Все глаза обратились на Мечникова. Он чуть повел плечом.
- Валерий Иванович ошибается, - сказал он. - Действительно, некоторое время я был в гарибальдийском войске, но в ту пору встретить самого Гарибальди мне не случилось. Правда, мне повезло в другом: я был дружен с людьми, которые близко знали Гарибальди и постоянно с восторгом о нем рассказывали, - прибавил Мечников, потому что вдруг увидел, как все разочарованы.
- Ну, тогда расскажите нам, что слышали от этих людей, - приказала Александра Николаевна. - Вот, кстати, и ему надо послушать. - Она кивнула на Ковалевского. - Ведь он же будет писать в газету о Гарибальди.
Ковалевский смущенно взглянул на Мечникова.
- Ходят такие разноречивые слухи, не знаешь, кому верить... Если бы вы могли, хотя бы со слов очевидцев, рассказать о жизни Гарибальди, я был бы так вам благодарен!..
- Наверное, это целый роман - история жизни Галубардо, как зовет его простой народ, - подхватил Латынин. - Вот кабы мне удалось написать когда-нибудь его портрет! - вздохнул он.
- Извольте, господа, - сказал Мечников. - Однако сам я слышал эту историю отрывочно, то от сицилийского крестьянина - моего друга, то от солдат, то от одного генуэзского рыбака. Поэтому не обессудьте, если и мой рассказ будет отрывочен и неполон.
16. ПЕППИНО - СЫН МОРЯКА
Два моря - два чистых синих ока смотрят в упор на итальянские берега. Вот почему рыбаки Адриатики и Средиземного моря зовут свою Италию синеокой.
Домик моряка Джакомо Гарибальди стоял в Ницце на самом берегу, и сынишка, родившийся у Джакомо, едва открыв глаза, увидел густую морскую синь и навсегда пленился морем.

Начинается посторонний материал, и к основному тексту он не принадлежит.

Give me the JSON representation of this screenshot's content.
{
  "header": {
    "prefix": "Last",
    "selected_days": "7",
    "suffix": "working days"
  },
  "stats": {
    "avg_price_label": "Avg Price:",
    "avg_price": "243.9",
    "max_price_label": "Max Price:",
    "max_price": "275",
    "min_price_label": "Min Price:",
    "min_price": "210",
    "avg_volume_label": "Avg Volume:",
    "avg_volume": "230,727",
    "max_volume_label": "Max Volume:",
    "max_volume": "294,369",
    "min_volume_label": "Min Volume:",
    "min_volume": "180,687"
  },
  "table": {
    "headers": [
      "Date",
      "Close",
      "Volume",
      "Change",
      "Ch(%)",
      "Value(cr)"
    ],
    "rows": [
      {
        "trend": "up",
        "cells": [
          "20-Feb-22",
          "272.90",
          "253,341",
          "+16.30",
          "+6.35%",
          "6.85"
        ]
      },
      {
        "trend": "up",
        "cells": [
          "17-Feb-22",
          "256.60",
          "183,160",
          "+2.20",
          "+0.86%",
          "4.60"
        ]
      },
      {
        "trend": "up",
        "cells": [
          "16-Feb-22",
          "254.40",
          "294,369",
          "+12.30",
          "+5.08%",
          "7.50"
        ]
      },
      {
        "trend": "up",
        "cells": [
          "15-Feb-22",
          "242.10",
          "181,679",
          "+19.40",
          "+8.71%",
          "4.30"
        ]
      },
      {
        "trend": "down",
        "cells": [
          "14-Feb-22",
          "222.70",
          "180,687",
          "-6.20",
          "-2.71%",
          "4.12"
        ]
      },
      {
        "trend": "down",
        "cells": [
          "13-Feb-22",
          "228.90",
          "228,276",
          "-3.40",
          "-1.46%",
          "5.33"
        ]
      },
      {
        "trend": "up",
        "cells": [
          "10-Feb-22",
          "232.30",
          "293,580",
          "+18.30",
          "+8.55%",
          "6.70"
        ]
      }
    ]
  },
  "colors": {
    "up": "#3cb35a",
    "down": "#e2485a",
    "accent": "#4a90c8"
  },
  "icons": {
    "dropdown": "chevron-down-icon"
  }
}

Мальчику дали имя Джузеппе, но кругом все называли его Пеппино. Соседи рано начали говорить синьоре Гарибальди:
- Совсем особенный сынок у вас растет, синьора Роза. Попомните наши слова - будет он большим человеком.
Синьора Роза вздыхала, качала красивой головой:
- Ох, как я боюсь за него, если б вы только знали! И радует он меня и пугает, и молюсь я за него целыми ночами...
Синьора Роза не напрасно беспокоилась за сына. Каждый день приносил неожиданности. Если бы возник спор о том, когда и как проявляют себя выдающиеся люди, то на примере Джузеппе Гарибальди можно было бы доказать, что героическое в будущих героях проявляется именно с детства.
Пеппино начал плавать тогда же, когда научился ходить, и плавал как рыба.
Порой он заплывал так далеко, что за ним приходилось посылать лодку. Он проводил целые дни в порту. Матросы кораблей, приходивших в Ниццу со всего мира, уже хорошо знали коренастого светловолосого нетерпеливо-любознательного мальчишку, который лазил по мачтам, как маленький гимнаст, приставал ко всем с расспросами о путешествиях и приключениях в море, решительно ничего не боялся и плакал, только если при нем мучили животных или насекомых.
Однажды он сам нечаянно оторвал ногу сверчку, и, кажется, это было первое серьезное горе в его жизни: синьора Роза никогда еще не видела таких горьких слез у своего Пеппино.